О том как развернулись позднее события в Польше я расскажу ниже, но, тем не менее, отмечу здесь, что со смертью Берута расчищался путь к престолу Польши для реакционера Гомулки. Этот «коммунист», выпущенный из тюрьмы после некоторых перипетий и судорог разношёрстного руководства, в котором не было недостатка в агентах сионизма и капиталистических держав, был протащен в руководители его другом, Никитой Хрущёвым.

Польша была «старшей сестрой» хрущёвского Советского Союза. За ней следовала Болгария, над которой хрущёвцы издевались и издеваются без зазрения совести и, наконец, превратили её в свою «послушную дочь».

Совершенно в отличие от чехов поляков, румын, не говоря уже о немцах, болгары были тесно связаны со Сталиным и с руководимой им Всесоюзной Коммунистической партией(б). Более того, болгарский народ ещё раньше традиционно был связан с Россией. Именно в силу этих связей царь Борис не решился официально включить Болгарию в войну против Советского Союза, и советские войска вступили в Болгарию без единого выстрела.
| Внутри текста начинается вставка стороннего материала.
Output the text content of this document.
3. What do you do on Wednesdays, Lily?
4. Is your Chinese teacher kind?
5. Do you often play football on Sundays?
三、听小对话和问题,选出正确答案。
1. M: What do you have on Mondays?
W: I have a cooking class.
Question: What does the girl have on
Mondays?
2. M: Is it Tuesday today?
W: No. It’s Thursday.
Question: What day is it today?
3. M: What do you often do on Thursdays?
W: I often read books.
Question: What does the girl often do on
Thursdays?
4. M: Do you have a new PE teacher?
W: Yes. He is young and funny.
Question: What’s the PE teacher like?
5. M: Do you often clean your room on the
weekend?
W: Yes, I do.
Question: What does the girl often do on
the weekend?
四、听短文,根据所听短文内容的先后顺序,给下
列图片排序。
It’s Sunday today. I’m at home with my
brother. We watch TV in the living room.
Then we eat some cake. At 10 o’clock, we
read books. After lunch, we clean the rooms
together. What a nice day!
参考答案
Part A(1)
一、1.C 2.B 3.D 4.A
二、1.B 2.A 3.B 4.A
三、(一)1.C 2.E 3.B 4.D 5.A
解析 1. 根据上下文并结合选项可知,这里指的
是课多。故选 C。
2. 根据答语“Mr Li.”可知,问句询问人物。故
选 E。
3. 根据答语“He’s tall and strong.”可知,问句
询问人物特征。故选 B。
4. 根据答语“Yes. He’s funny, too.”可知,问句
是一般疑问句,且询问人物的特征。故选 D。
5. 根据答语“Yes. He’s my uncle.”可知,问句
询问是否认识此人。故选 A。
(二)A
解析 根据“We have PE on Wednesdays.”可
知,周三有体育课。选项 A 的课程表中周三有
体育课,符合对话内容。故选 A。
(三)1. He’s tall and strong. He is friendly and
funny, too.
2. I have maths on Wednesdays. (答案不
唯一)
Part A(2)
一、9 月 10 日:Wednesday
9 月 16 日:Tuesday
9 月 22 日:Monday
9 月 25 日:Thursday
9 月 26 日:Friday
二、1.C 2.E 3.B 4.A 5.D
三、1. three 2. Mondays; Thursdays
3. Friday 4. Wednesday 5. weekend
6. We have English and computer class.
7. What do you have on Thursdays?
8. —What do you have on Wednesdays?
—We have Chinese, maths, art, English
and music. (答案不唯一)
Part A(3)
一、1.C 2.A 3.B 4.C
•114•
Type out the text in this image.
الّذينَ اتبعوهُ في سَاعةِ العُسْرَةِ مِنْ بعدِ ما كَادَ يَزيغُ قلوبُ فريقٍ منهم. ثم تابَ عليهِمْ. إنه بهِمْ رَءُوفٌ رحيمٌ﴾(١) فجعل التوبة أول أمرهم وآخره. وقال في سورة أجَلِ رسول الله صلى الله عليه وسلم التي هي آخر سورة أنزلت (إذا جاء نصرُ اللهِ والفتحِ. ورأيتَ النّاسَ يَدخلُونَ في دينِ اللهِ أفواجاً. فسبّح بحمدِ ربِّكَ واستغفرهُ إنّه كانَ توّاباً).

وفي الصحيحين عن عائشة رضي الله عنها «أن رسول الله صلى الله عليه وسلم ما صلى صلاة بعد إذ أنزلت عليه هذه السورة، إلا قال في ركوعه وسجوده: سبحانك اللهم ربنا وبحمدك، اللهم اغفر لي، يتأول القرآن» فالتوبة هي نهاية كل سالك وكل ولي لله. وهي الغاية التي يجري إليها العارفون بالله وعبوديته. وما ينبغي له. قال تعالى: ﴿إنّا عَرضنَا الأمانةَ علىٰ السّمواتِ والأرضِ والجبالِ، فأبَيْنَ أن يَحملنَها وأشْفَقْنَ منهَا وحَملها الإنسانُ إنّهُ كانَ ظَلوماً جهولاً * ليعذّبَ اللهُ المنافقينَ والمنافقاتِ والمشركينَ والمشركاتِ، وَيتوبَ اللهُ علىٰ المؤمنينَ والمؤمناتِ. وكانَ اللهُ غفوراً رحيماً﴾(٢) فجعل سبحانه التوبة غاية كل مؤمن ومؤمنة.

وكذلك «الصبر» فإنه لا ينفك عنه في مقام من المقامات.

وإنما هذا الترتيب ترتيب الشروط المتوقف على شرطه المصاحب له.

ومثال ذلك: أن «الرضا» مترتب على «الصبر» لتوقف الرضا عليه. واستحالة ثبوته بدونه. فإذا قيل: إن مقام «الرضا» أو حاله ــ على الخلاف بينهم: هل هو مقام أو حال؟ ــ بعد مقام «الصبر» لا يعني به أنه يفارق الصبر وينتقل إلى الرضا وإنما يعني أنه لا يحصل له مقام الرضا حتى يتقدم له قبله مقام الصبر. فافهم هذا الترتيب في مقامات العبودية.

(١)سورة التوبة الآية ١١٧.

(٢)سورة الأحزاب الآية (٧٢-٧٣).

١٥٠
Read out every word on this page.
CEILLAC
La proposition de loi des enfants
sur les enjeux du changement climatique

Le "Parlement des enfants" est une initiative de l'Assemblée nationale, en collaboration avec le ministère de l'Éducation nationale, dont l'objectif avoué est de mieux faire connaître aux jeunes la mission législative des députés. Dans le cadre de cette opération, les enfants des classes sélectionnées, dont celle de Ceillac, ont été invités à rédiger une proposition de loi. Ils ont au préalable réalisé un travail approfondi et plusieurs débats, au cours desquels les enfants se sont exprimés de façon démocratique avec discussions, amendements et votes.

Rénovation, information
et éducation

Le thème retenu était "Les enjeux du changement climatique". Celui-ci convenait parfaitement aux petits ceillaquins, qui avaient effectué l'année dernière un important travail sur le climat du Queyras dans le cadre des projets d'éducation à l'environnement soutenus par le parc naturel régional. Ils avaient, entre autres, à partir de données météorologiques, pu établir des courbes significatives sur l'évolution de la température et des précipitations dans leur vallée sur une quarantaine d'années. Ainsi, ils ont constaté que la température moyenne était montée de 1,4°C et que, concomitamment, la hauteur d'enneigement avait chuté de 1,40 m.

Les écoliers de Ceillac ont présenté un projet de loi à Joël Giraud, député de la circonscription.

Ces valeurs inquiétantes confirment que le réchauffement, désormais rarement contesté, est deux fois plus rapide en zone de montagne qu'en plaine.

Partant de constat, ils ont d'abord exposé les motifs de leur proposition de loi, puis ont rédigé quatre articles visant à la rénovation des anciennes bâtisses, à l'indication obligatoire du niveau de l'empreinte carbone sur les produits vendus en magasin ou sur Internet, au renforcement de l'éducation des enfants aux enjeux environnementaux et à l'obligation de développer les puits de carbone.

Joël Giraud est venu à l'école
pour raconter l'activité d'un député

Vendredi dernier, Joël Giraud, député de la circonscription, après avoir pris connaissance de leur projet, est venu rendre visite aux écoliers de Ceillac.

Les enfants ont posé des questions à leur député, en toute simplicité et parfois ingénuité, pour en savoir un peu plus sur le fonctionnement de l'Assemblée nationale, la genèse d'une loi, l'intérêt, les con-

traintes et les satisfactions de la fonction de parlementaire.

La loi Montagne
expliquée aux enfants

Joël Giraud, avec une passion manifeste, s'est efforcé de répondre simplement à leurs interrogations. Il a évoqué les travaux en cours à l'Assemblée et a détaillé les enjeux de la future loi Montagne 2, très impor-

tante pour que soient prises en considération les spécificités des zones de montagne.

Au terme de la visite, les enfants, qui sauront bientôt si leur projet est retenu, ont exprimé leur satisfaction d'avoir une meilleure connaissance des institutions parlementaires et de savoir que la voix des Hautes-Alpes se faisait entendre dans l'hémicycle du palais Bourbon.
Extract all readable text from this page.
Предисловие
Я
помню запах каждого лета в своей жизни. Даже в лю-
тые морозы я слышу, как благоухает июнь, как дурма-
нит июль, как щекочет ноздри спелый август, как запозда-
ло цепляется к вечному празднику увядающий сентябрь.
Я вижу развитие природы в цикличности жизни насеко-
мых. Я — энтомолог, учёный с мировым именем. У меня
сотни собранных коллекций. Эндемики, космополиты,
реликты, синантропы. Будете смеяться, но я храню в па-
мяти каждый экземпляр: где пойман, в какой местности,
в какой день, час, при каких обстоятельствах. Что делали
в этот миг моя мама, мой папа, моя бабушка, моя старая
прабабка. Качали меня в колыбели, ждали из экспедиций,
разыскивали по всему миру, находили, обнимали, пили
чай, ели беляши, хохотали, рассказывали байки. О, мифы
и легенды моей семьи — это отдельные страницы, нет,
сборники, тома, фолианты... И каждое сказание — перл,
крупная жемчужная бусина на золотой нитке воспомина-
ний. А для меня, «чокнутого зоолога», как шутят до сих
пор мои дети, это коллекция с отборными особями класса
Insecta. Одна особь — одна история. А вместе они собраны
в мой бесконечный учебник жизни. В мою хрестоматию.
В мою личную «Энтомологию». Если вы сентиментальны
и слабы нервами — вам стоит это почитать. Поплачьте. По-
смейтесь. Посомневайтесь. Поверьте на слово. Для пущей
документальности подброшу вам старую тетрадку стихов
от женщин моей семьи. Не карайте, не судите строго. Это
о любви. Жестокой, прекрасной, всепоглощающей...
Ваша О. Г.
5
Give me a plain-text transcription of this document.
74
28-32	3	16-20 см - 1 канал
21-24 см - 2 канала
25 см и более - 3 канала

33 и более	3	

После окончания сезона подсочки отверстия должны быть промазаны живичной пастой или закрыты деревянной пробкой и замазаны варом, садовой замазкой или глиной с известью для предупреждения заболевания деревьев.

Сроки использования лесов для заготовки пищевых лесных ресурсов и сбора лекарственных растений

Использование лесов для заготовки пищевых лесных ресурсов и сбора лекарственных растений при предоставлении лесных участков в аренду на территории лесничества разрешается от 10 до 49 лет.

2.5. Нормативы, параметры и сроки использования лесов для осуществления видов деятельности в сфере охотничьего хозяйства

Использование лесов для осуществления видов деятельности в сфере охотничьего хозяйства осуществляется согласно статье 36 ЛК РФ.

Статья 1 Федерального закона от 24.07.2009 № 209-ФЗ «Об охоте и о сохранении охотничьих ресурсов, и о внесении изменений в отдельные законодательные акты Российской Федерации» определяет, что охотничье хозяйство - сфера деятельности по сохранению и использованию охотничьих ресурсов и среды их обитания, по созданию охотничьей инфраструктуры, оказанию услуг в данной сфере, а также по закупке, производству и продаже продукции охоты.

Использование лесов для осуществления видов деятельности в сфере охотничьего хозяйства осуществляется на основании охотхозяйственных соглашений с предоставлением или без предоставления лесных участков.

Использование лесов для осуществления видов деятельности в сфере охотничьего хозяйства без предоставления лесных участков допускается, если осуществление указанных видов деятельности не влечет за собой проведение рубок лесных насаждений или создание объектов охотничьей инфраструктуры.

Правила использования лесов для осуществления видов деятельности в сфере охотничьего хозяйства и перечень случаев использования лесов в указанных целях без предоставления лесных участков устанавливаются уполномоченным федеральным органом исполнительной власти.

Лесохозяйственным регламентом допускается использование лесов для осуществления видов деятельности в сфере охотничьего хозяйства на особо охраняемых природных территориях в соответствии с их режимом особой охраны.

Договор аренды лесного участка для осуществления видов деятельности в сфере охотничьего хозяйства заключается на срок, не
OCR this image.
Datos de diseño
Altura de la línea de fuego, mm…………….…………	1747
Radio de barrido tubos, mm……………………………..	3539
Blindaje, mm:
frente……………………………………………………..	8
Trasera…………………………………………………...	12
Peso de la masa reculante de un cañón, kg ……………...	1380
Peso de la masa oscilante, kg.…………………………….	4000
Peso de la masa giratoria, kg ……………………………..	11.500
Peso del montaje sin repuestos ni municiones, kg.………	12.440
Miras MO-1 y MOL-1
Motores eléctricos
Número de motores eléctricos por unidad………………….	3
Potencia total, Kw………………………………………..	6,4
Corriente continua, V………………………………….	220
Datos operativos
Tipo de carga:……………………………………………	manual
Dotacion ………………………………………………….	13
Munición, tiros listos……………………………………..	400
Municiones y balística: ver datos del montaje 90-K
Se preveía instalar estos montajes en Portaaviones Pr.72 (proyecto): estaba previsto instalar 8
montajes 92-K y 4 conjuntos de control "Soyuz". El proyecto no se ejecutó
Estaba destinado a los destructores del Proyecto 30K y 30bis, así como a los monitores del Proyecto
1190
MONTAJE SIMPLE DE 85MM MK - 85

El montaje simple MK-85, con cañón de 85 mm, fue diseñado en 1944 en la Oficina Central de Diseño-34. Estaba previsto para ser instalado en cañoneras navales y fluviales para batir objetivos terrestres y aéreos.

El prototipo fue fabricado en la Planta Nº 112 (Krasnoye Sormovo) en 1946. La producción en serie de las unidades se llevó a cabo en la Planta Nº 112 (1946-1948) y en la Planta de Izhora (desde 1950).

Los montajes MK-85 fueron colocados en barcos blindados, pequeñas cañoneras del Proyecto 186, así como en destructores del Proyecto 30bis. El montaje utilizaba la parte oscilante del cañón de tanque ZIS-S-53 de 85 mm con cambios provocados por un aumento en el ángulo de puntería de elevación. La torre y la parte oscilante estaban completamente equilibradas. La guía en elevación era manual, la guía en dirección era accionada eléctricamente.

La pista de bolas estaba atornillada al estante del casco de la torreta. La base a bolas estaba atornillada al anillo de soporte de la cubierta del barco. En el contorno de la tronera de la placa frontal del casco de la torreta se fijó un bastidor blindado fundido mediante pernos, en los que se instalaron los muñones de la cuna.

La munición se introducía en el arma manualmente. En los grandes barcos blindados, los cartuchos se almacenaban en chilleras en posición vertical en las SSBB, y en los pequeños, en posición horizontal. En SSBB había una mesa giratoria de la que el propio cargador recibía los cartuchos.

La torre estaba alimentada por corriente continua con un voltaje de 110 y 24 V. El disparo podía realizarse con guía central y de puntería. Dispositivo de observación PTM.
Хрущёву надо было закрепить это влияние в своих шовинистических интересах и в целях распространения и закрепления ревизионистских взглядов. Поэтому он воспользовался этими обстоятельствами, доверием Болгарской Коммунистической партии к Сталину, Советскому Союзу и Всесоюзной Коммунистической партии (б) и поставил во главе Болгарской коммунистической партии никчёмного человека, лица третьестепенной важности, но зато послушного малого, готового исполнить любое распоряжение Хрущёва, его посла и КГБ. Это был Тодор Живков, которого накачали и надули и, наконец, сделали первым секретарём ЦК БКП.

Мне думается, что после Димитрова в партии и государстве Болгарии не было руководителя, не то что равного с Димитровым, но даже и близкого ему по принципиальности, идейному и политическому кругозору, по руководящим способностям. Здесь, конечно, я не говорю о Василе Петрове Коларове, который умер вскоре после Димитрова, несколько месяцев спустя после него, и который был старым революционером, вторым деятелем после Димитрова, вместе с которым он работал в Коминтерне.

С Коларовым я впервые познакомился, когда я съездил в Болгарию с официальным визитом, в декабре 1947 года. Он был приблизительно того же возраста и роста, что и Димитров, был приятным собеседником; во время встреч с ним он рассказывал нам о возложенных на него Коминтерном заданиях, как, например, в Монголии, Германии и других странах. Коларову, по-видимому, было поручено партией заведовать взаимоотношениями с зарубежными странами, ибо он неоднократно говорил нам об отношениях Болгарии особенно с её соседями, которые были и нашими соседями: с Югославией, и Грецией. Он разъяснил нам и международное положение вообще. Это очень помогло нам.

Коларов, как и незабываемый Георгий Димитров, был скромным человеком. Ни малейшего проявления высокомерия не наблюдалось в нём в ходе беседы, независимо от того, что мы были молодыми. Он почитал и уважал нас и наши мысли, и мы, хотя встречались с ним впервые, за время пребывания там чувствовали себя как в семье, как в тесной компании, в которой преобладали взаимная любовь, единство и усилия к достижению единой цели, к построению социализма.

Только один раз в моей жизни я встречался с Димитровым и Коларовым, этими выдающимися болгарскими коммунистами, но храню о них неизгладимые воспоминания. После Димитрова Коларов стал премьер-министром и был одним из инициаторов осуждения титовского агента, Костова, но прошло всего лишь несколько месяцев, и Коларов умер. Его смерть также очень огорчила меня.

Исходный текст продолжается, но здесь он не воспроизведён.